IBM Shows Sustained 207 Teraflops Performance on Blue Gene/L with Qbox App
Published: July 25, 2006
by Timothy Prickett Morgan
Twice a year, the supercomputer market and the IT industry at large, gets a sense of the massive amount of performance in supercomputers thanks to the Top 500 rankings. This ranking of supers, which are based on the Linpack Fortran benchmark test, are interesting, and it is only a slight exaggeration to say that companies and careers are affected dramatically (if not made or broken) by how many systems with a particular brand and using certain components are on the list.

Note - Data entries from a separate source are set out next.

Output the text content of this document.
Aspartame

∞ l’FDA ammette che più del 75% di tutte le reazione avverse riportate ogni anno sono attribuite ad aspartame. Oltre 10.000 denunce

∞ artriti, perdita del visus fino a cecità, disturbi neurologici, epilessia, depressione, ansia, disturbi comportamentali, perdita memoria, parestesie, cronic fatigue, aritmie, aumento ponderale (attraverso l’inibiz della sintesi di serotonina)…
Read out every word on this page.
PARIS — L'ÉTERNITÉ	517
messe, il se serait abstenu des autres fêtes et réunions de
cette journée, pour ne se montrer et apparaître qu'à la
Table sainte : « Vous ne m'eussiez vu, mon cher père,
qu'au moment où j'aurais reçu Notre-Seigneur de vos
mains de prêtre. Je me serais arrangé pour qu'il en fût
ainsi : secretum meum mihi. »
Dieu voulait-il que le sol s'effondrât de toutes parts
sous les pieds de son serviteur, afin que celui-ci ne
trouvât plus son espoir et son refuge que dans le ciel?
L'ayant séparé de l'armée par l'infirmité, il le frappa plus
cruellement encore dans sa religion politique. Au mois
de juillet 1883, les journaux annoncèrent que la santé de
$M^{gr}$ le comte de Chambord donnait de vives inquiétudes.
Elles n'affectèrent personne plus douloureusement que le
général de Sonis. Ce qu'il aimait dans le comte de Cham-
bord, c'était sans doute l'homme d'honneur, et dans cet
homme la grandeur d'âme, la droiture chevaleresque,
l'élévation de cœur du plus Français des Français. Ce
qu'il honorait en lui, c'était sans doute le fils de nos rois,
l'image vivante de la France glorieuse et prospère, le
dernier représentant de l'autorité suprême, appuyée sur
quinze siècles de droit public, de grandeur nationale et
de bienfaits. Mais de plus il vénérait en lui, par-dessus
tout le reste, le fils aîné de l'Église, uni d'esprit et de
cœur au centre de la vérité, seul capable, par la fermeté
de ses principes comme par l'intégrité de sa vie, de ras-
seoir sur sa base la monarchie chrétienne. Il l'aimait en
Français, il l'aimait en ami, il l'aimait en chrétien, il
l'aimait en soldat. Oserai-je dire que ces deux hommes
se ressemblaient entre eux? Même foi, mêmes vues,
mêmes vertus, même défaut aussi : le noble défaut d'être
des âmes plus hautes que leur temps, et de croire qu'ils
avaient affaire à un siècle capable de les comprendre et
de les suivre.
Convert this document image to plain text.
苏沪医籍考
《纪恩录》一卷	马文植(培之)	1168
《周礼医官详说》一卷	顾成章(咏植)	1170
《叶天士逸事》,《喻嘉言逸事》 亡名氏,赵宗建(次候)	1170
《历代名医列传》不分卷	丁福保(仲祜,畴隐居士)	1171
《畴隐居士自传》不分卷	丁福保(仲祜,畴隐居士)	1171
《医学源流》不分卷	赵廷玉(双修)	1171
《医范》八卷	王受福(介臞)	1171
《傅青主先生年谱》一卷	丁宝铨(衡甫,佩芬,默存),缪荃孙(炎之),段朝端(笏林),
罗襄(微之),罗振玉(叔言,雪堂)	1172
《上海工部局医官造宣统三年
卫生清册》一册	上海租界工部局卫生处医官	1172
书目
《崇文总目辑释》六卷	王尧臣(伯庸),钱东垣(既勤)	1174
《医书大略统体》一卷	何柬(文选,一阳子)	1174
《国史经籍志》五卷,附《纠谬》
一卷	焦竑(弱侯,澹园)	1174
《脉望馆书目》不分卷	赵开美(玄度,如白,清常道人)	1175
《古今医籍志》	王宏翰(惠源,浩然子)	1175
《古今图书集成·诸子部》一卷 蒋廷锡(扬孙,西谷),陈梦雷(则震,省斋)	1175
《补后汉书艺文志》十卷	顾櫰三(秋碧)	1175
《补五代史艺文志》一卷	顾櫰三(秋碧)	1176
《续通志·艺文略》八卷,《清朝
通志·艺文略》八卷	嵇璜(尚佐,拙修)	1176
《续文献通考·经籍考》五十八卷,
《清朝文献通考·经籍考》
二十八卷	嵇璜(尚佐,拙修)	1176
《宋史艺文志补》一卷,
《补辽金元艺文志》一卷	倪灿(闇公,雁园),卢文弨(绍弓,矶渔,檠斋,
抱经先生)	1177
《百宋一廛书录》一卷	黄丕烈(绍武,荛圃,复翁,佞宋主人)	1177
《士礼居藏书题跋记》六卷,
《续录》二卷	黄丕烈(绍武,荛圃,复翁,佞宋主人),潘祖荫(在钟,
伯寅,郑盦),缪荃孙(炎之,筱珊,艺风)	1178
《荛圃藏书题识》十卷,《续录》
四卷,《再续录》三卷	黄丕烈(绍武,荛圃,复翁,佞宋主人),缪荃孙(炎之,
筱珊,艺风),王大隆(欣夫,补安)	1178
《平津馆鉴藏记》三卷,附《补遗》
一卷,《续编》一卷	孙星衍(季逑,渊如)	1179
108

However, Linpack is a fairly old and unsophisticated test, and one may argue that it is an outdated test, one that doesn't really show the substantial differences in supercomputer architectures or what real-world sustained performance might be on the behemoths in the Top 500 list. The people who buy supercomputers are interested in tuning up their workloads to squeeze the most performance possible out of their clusters and other styles of machines (if they have them), and vendors are, of course, keen to help them do it. To that end, IBM has been working with Lawrence Livermore National Laboratory to gets the Blue Gene/L massively parallel Linux-Power supercomputer humming at greater efficiency on a workload called Qbox.
Tuning is wickedly important on such machines. Late last year, the Blue Gene/L supercomputer, which has 131,072 PowerPC processor cores, was rated at a theoretical peak throughput of 360 teraflops, but only delivered around 70 teraflops of performance on the Qbox application, which simulates quantum-scale physical interactions of sub-atomic particles and which is a key piece of software used by the United States Department of Energy. Specifically, Qbox simulates the behavior of metals under extreme temperature and pressure--like those inside a nuclear bomb. This particular simulation modeled the behavior of 1,000 molybdenium atoms; prior simulations could only do 50 atoms.
According to Jim Sexton, a research staff member of Lawrence Livermore, after IBM's and the lab's experts worked together, they got Qbox to run a lot more efficiently on Blue Gene/L. In fact, the efficiency was boosted from 19 percent of peak capacity up to 58 percent, with the application hitting a sustained performance of 207.3 teraflops. "Getting over 50 percent of peak performance as sustained performance is really an accomplishment," explains Sexton. IBM and LLNL rejiggered the Qbox code to run better on the dual-core PowerPC processors (which have two floating point units) inside Blue Gene/L, and they did other optimizations to improve the performance of the memory subsystems used in the super.